A new study has highlighted the importance of good pavements and slower traffic in helping older people get outdoors more.
Participants in the study, who were aged between 60 and 91, said they faced barriers to staying active, including poorly designed and maintained streets and pavements and not enough road crossings, street lighting, parking or public transport.
High levels of traffic and ‘inconsiderate’ drivers were also cited as issues, although some participants felt that reducing access to cars could result in a loss of independence for older people with limited mobility, potentially contributing to isolation and loneliness.

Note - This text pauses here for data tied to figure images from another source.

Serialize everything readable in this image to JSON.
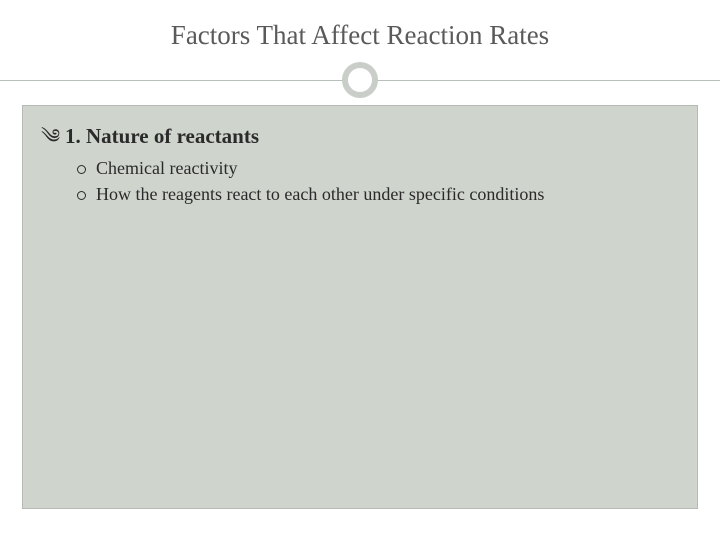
{
  "slide": {
    "title": "Factors That Affect Reaction Rates",
    "title_fontsize": 27,
    "title_color": "#5a5a5a",
    "background_color": "#ffffff",
    "divider_color": "#b9bfb9",
    "circle_border_color": "#c9cec9",
    "content_box": {
      "background_color": "#cfd4cd",
      "border_color": "#b6bcb5"
    },
    "main_item": {
      "bullet_glyph": "༄",
      "text": "1. Nature of reactants",
      "fontsize": 21,
      "fontweight": "700",
      "color": "#2a2a2a"
    },
    "sub_items": [
      {
        "text": "Chemical reactivity"
      },
      {
        "text": "How the reagents react to each other under specific conditions"
      }
    ],
    "sub_item_style": {
      "fontsize": 18,
      "color": "#2a2a2a",
      "bullet_border_color": "#2a2a2a"
    }
  }
}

Image credit Sustrans and McAteer Photography
The study was carried out for charity Sustrans with funding from Transport Scotland and led by Professor Alan Gow, who researches healthy ageing at Heriot-Watt’s Centre for Applied Behavioural Sciences.
He said: ‘It’s important to listen to the views of older people when considering how our neighbourhoods are designed, so that our environments can help us all to stay active.’
Karen McGregor, director of Sustrans in Scotland, said: ‘Access to green space and good public transport are seen as key enablers to staying active, alongside quieter streets.’
Some participants felt that better monitoring, such as cameras, would need to be put in place alongside traffic calming measures to make them effective.
Participants favoured lower impact traffic reduction measures such as one-way streets and bus gates, alongside improved pedestrian infrastructure and investment in public transport.